O
Senado decidiu, na noite desta terça-feira (03), por 50 votos a 21, adiar para
o próximo dia 17 de outubro a votação sobre o afastamento do senador Aécio Neves (PSDB-MG). O placar é
referente à aprovação de um requerimento apresentado pelo senador Antônio
Carlos Valadares (PSB-SE), solicitando o adiamento para que a Casa
aguardasse a sessão do Supremo Tribunal Federal (STF), marcada para o
próximo dia 11, quando os ministros votarão uma ação sobre os procedimentos
a serem adotados em casos de suspensões de mandato de parlamentares por
determinação judicial. Nova sessão para discutir o caso será realizada no
Senado no dia 17 de outubro.
O
argumento dos defensores do adiamento era de que poderia se criar uma crise
institucional incontornável com o STF, caso o Senado atropelasse a decisão da Corte. Algo
semelhante já ocorreu quando o Supremo afastou o então presidente do Congresso
Nacional, senador Renan Calheiros (PMDB-AL), e a Casa não cumpriu a decisão,
criando um clima tenso entre os dois poderes. Aécio Neves foi afastado do
mandato na semana passada, por determinação da Primeira Turma do STF, que
atendeu a um pedido da Procuradoria Geral da República (PGR). Com base nas
delações de executivos da JBS, o senador é acusado pela PGR de ter cometido os
crimes de obstrução da justiça e corrupção passiva. Aécio, porém, nega as
acusações e se diz vítima de uma armação.
A
discussão sobre se o Senado deveria ou não manter a votação para esta terça
dominou as conversas entre senadores desde o período da manhã. Parte dos
parlamentares defendia ser preciso aguardar a decisão do STF. O líder do PMDB,
Raimundo Lira (PB), disse no início da tarde que tinha ouvido 21 dos 23
integrantes da bancada, e que havia uma “maioria consistente” para aguardar o
julgamento no STF. O líder da minoria, senador Humberto Costa (PT-PE), afirmou
que a bancada petista também era favorável ao adiamento.
Alvos
de inquéritos no Supremo Tribunal Federal, os senadores Renan Calheiros
(PMDB-AL), Romero Jucá (PMDB-RR), Jader Barbalho (PMDB-PA) e Fernando Collor
(PTC-AL), foram os mais ardorosos defensores de que a votação ocorresse ainda
nesta terça-feira. “O STF não é maior do que o Senado. Temos a legitimidade do
voto popular, obedecemos a Constituição e não aceitamos de forma alguma que a
Constituição seja reinterpretada para diminuir o Senado”, afirmou Barbalho.
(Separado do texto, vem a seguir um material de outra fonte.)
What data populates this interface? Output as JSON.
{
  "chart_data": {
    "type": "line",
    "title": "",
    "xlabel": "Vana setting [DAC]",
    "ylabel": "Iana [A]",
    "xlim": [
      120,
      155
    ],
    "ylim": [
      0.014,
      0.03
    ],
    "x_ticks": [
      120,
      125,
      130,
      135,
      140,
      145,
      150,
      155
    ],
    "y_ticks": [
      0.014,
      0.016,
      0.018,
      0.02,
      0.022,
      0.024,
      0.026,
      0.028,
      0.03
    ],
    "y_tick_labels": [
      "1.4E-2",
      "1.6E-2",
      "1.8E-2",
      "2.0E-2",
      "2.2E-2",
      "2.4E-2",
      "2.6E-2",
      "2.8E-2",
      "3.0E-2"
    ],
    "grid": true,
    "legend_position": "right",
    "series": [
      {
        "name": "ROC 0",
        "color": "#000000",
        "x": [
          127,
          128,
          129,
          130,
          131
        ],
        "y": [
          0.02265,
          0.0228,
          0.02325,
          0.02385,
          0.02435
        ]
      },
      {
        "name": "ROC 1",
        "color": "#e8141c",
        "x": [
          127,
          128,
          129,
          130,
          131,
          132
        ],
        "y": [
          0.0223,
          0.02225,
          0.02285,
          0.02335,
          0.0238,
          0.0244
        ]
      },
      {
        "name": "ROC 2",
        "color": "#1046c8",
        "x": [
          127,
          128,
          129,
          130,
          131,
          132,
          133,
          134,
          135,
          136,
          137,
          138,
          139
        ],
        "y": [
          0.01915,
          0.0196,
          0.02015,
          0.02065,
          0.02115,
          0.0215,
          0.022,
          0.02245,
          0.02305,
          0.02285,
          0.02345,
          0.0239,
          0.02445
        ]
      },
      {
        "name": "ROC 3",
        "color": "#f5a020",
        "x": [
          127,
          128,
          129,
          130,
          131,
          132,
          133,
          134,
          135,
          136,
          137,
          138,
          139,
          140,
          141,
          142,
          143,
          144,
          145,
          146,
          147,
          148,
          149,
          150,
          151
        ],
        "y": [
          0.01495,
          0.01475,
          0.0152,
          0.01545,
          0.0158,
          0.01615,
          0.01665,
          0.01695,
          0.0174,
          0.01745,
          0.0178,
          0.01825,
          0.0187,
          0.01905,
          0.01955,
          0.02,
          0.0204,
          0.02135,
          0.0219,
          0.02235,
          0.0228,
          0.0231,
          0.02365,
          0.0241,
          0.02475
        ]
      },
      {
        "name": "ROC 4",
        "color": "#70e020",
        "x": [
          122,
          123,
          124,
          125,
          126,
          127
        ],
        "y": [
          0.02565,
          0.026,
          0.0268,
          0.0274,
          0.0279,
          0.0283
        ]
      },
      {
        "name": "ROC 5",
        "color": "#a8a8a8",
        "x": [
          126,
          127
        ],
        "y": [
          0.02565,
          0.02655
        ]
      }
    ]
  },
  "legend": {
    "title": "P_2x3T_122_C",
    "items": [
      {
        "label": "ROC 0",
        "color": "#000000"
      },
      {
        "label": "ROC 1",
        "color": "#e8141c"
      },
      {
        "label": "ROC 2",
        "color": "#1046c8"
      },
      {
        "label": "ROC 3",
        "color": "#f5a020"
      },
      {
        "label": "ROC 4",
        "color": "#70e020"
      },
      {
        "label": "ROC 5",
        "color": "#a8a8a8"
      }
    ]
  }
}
Ex-presidente do Congresso Nacional e ex-líder do PMDB, Renan acrescentou:
“Desfazer essa votação significa dissolver o Senado”.
As
declarações dos senadores foram dadas no plenário, logo após o ministro do STF
Luiz Edson Fachin rejeitar um pedido da defesa de Aécio Neves para suspender o
afastamento. Ao saber da decisão de Fachin, o presidente do PSDB, senador Tasso
Jereissati (PSDB-CE), desabafou: “Então, vamos votar”. Em plenário, o líder do
PSDB, senador Paulo Bauer (SC), criticou a tentativa de adiar a votação. “Não é
possível que, nesta Casa, ninguém mais queira cumprir o que a Constituição diz.
Em algum lugar do país, essa Constituição tem que ser respeitada”, bradou.
Em
resposta, o líder do PPS, Cristovam Buarque (PPS-DF), declarou: “Esta Casa não
é menor que o Supremo, mas o Supremo não é menor que esta Casa. Nós fazemos a
lei. Mas o Supremo interpreta a lei”. Na mesma linha, Humberto Costa afirmou
que o Senado deveria esperar a decisão do Supremo para que Aécio Neves não
passe a ser um “privilegiado”, uma vez que decisões judiciais não retroagem.
“As decisões do Supremo valem é dali para frente, não dali para trás. Hoje
dizer que o Supremo agiu errado, sem que haja pacificação da questão, significa
dizer que um senador terá atendimento prioritário e será tratado como alguém
que teve tratamento privilegiado”, afirmou.